A recent customer had this to say about a rifle he purchased at a popular online auction site:
The rifle was advertised as: "MARLIN MODEL 1894 .32 CAL LEVER ACTION RIFLE - RESTORED (CRACK IN STOCK)".
Here is an accurate description of what he received:
The rifle was a 44-40, not a .32 caliber
The firearm was re-blued and the wood was not original. The seller stated it was "restored".
The seller did not disclose pitting and corrosion that was found on the firearm.
The loading gate was not original and not the original finish
The forearm was not attached properly
The gun had damage to the muzzle (crown) of the barrel. This can significantly affect accuracy. It also had recent damage to the barrel. The front sight was missing and had a possible firing pin issue.
The magazine spring and follower was missing (necessary for proper operation of the firearm).
Another customer had an unwelcome experience when he purchased a new shotgun at one of the leading online gun retailers. He purchased a shotgun and had it sent to us for transfer. When it was received, it had minor damage from the manufacturer (obviously packed with the damage at the manufacturer). He sent it back, incurring a transfer fee in the process. He received the replacement and it had damage from the manufacturer, again incurring a transfer fee. When he received the 3rd and final gun, it met his expectations. When the transactions were completed, he had incurred 3 transfer fees and received 1 shotgun. He then asked about buying a second shotgun for his other son. I acquired the second gun and it cost less than he paid for the first gun and there was no transfer fee. If the damaged gun had been ordered locally, it would have been taken care of without any extra effort or expense on his part.
Another situation that can arise is when the background check or is delayed. When you purchase a firearm online, the background check is done at the time of delivery to the customer. If you have not recently purchased a firearm and been through the instant check system, you could receive an unpleasant surprise. I do not recommend purchasing your first firearm online for this reason. If you are denied purchase of the firearm by the NICS system, It can cost you $100 or more.
If you are denied, you only have 3 options at that point: return the firearm to the original seller, sell/consign the firearm to the transferring dealer, or appeal the denial. The first two options can cost you transfer fees, shipping fees, return fees, consignment fees, and more. If you are denied the transfer, you can appeal to the FBI. It is a months long process. If the denial is upheld, your costs can easily outweigh the cost of the firearm.
Delayed transfers can cause you consternation. You can miss out on using your new firearm on that hunting trip or competition you was looking forward to. Delayed transfers are at the discretion of the dealer. They must abide by the 3 full business day rule at a minimum. Some dealers will not transfer delayed transactions until a "proceed" is received in the system.

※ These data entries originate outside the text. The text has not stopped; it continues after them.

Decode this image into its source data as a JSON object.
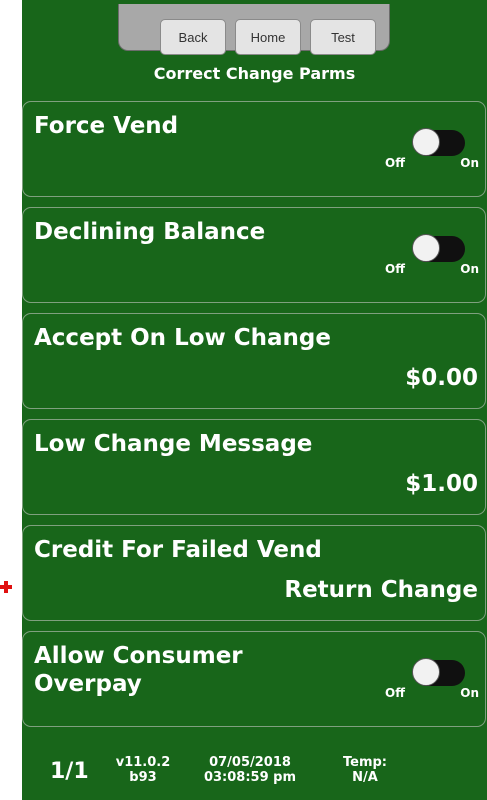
{
  "nav": {
    "back": "Back",
    "home": "Home",
    "test": "Test"
  },
  "title": "Correct Change Parms",
  "rows": [
    {
      "label": "Force Vend",
      "toggle": {
        "off": "Off",
        "on": "On",
        "state": "off"
      }
    },
    {
      "label": "Declining Balance",
      "toggle": {
        "off": "Off",
        "on": "On",
        "state": "off"
      }
    },
    {
      "label": "Accept On Low Change",
      "value": "$0.00"
    },
    {
      "label": "Low Change Message",
      "value": "$1.00"
    },
    {
      "label": "Credit For Failed Vend",
      "value": "Return Change"
    },
    {
      "label": "Allow Consumer\nOverpay",
      "toggle": {
        "off": "Off",
        "on": "On",
        "state": "off"
      }
    }
  ],
  "footer": {
    "page": "1/1",
    "version": "v11.0.2",
    "build": "b93",
    "date": "07/05/2018",
    "time": "03:08:59 pm",
    "temp_label": "Temp:",
    "temp_value": "N/A"
  },
  "colors": {
    "background": "#18661a",
    "knob": "#f2f2f2",
    "marker": "#e01010"
  }
}
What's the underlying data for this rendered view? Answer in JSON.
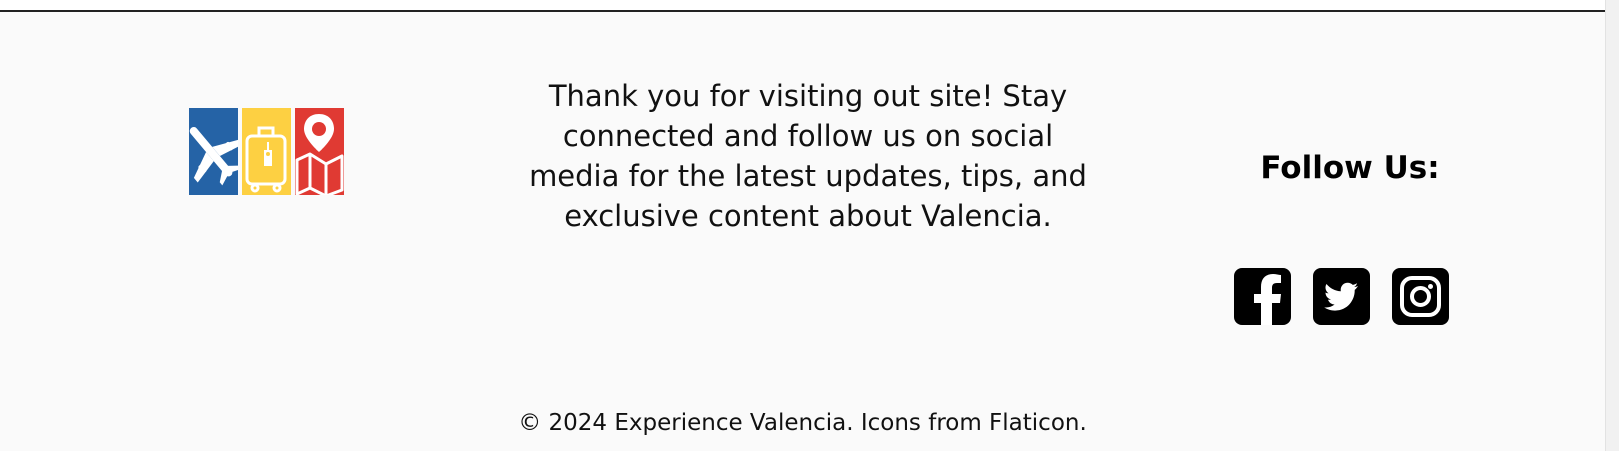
{
  "footer": {
    "message": "Thank you for visiting out site! Stay connected and follow us on social media for the latest updates, tips, and exclusive content about Valencia.",
    "follow_heading": "Follow Us:",
    "copyright": "© 2024 Experience Valencia. Icons from Flaticon.",
    "logo": {
      "panels": [
        {
          "icon": "airplane-icon",
          "color": "#2563a6"
        },
        {
          "icon": "suitcase-icon",
          "color": "#fdd042"
        },
        {
          "icon": "map-pin-icon",
          "color": "#e03a33"
        }
      ]
    },
    "socials": [
      {
        "icon": "facebook-icon"
      },
      {
        "icon": "twitter-icon"
      },
      {
        "icon": "instagram-icon"
      }
    ]
  }
}
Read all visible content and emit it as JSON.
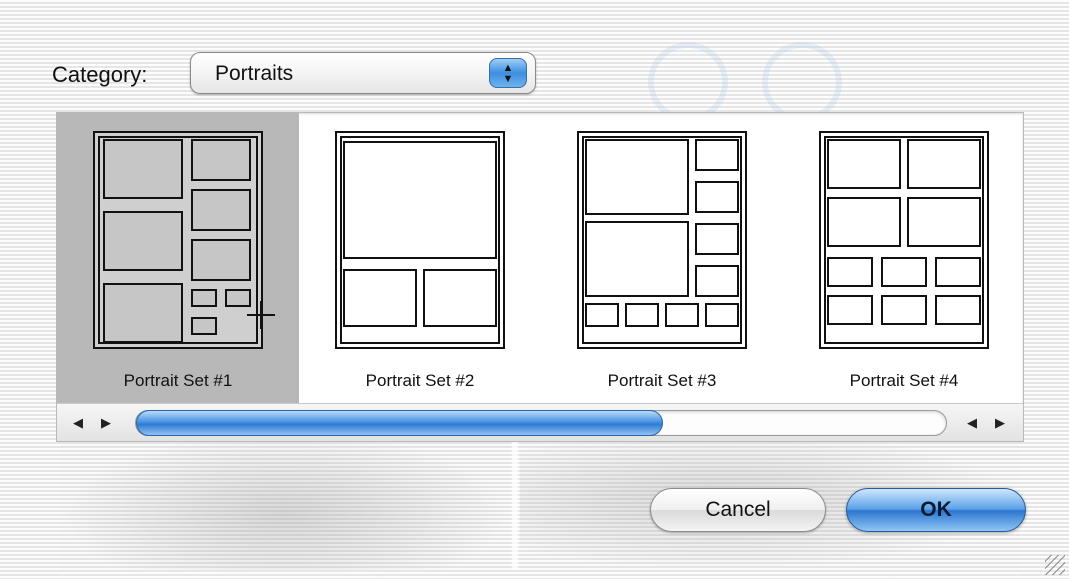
{
  "category": {
    "label": "Category:",
    "selected_value": "Portraits",
    "arrows": "▲\n▼"
  },
  "templates": [
    {
      "label": "Portrait Set #1",
      "selected": true
    },
    {
      "label": "Portrait Set #2",
      "selected": false
    },
    {
      "label": "Portrait Set #3",
      "selected": false
    },
    {
      "label": "Portrait Set #4",
      "selected": false
    }
  ],
  "scrollbar": {
    "left_arrow": "◀",
    "right_arrow": "▶",
    "thumb_fraction": 0.65
  },
  "buttons": {
    "cancel": "Cancel",
    "ok": "OK"
  },
  "colors": {
    "accent": "#2f79d1",
    "selected_tile": "#b8b8b8"
  }
}
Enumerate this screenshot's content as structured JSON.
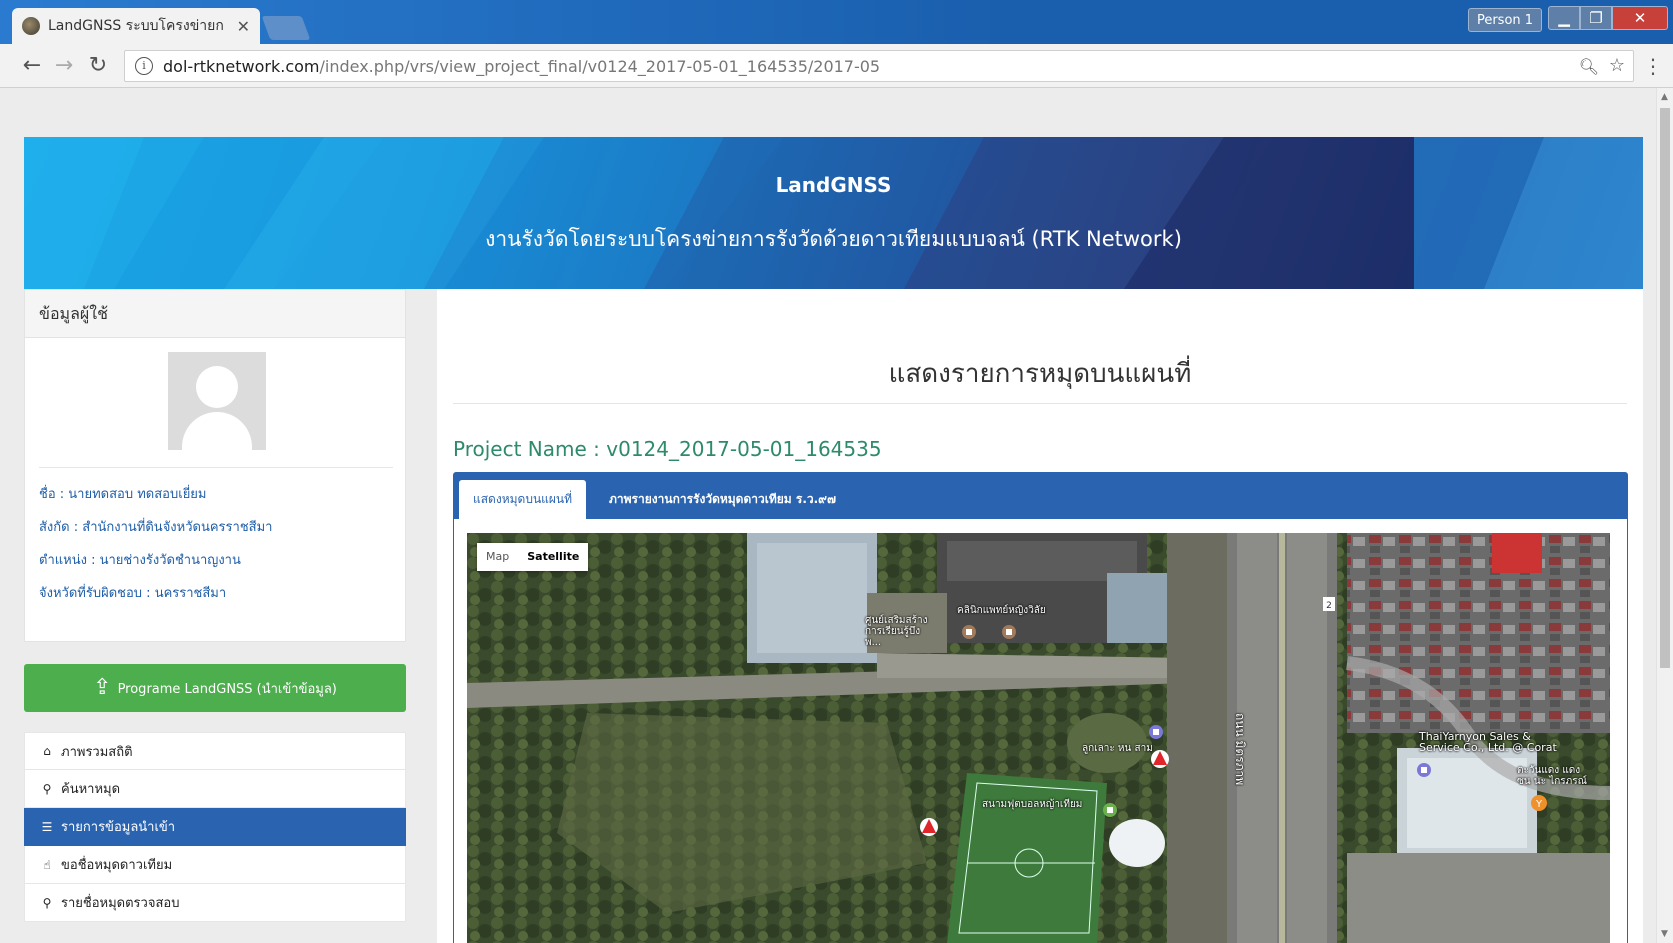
{
  "browser": {
    "tab_title": "LandGNSS ระบบโครงข่ายก",
    "tab_close": "✕",
    "profile": "Person 1",
    "url_domain": "dol-rtknetwork.com",
    "url_path": "/index.php/vrs/view_project_final/v0124_2017-05-01_164535/2017-05"
  },
  "banner": {
    "title": "LandGNSS",
    "subtitle": "งานรังวัดโดยระบบโครงข่ายการรังวัดด้วยดาวเทียมแบบจลน์ (RTK Network)"
  },
  "user_panel": {
    "heading": "ข้อมูลผู้ใช้",
    "rows": [
      {
        "label": "ชื่อ",
        "value": "นายทดสอบ ทดสอบเยี่ยม"
      },
      {
        "label": "สังกัด",
        "value": "สำนักงานที่ดินจังหวัดนครราชสีมา"
      },
      {
        "label": "ตำแหน่ง",
        "value": "นายช่างรังวัดชำนาญงาน"
      },
      {
        "label": "จังหวัดที่รับผิดชอบ",
        "value": "นครราชสีมา"
      }
    ]
  },
  "import_button": "Programe LandGNSS (นำเข้าข้อมูล)",
  "menu": [
    {
      "icon": "home-icon",
      "label": "ภาพรวมสถิติ"
    },
    {
      "icon": "search-icon",
      "label": "ค้นหาหมุด"
    },
    {
      "icon": "list-icon",
      "label": "รายการข้อมูลนำเข้า",
      "active": true
    },
    {
      "icon": "hand-icon",
      "label": "ขอชื่อหมุดดาวเทียม"
    },
    {
      "icon": "map-pin-icon",
      "label": "รายชื่อหมุดตรวจสอบ"
    }
  ],
  "main": {
    "title": "แสดงรายการหมุดบนแผนที่",
    "project_label": "Project Name",
    "project_sep": ":",
    "project_value": "v0124_2017-05-01_164535",
    "tabs": [
      {
        "label": "แสดงหมุดบนแผนที่",
        "active": true
      },
      {
        "label": "ภาพรายงานการรังวัดหมุดดาวเทียม ร.ว.๙๗",
        "active": false
      }
    ]
  },
  "map": {
    "type_map": "Map",
    "type_satellite": "Satellite",
    "labels": {
      "place1": "ศูนย์เสริมสร้าง การเรียนรู้บึงพ...",
      "place2": "คลินิกแพทย์หญิงวิลัย",
      "place3": "ลูกเลาะ หน สาม",
      "place4": "สนามฟุตบอลหญ้าเทียม",
      "road": "ถนน มิตรภาพ",
      "place5": "ThaiYarnyon Sales & Service Co., Ltd. @ Corat",
      "place6": "ตะวันแดง แดง ซน นะ ไกรภรณ์"
    }
  },
  "colors": {
    "accent": "#2a64b0",
    "green": "#4cae4c",
    "marker_red": "#e0262a"
  }
}
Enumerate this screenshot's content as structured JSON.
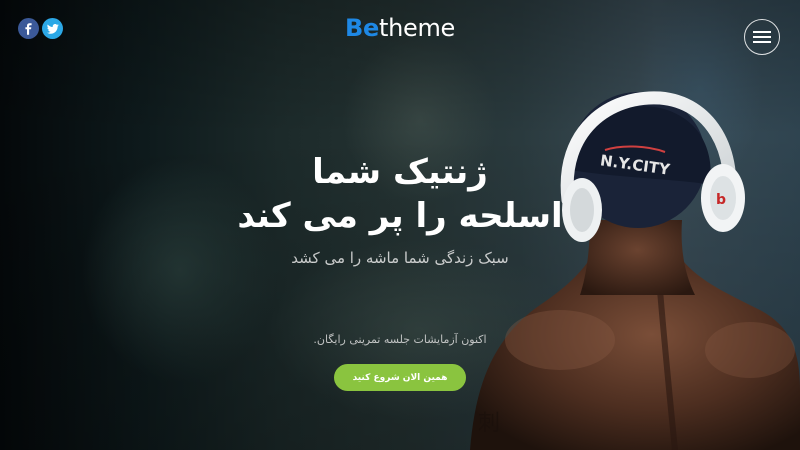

Dealers can also use other criteria for determining how long to wait for a delayed transfer.
Here is what you should consider before purchasing a firearm online:
When it comes to “fair price”, it’s not just about the dollars. You can save a few dollars but pay a lot more in time, hassle, stress, and worry when things don’t go as planned. You could even receive a gun that is worth substantially less than you thought it was worth.
Realize that you are taking some risks when you purchase a firearm solely based upon someone else’s description of it. Even if the gun is “new”. There can still be manufacturing defects or damage incurred before you receive it. Condition of a used firearm is highly subjective. It can have a significant effect on its value, especially if it is a collectible. If you are buying a firearm as a “shooter”, condition is not as critical if it is safe, usable, and durable.
They say pictures are worth a thousand words, but pictures don’t always tell the whole story. Pictures can be manipulated by intentionally hiding defects when the image was taken, or by retouching the image afterwards.
The entity that you buy from online could be untrustworthy, misinformed, or uneducated. They may intentionally misrepresent an item, may have been misinformed about what they are selling, or they may not know much about what they are selling.
What if there is an issue with the background check? What are your options? If you fail the background check, your options are limited and expensive. You can fail the background check for many reasons including: being misidentified by the system, having your identity stolen and the fraudster being convicted of a serious crime under your name, receiving incomplete or inaccurate legal advice after conviction for a seemingly minor crime, expunged, deferred prosecution, or diversion for a minor crime that didn't actually restore your firearm rights. This issue can result in substantial costs up to and including the entire cost of the firearm. This will typically cost you in excess of $100 or more.
Protect yourself by knowing your seller, being informed about the item you are purchasing, and knowing what your options are if you are disappointed or unable to take possession. If you want to minimize your risks, purchase locally.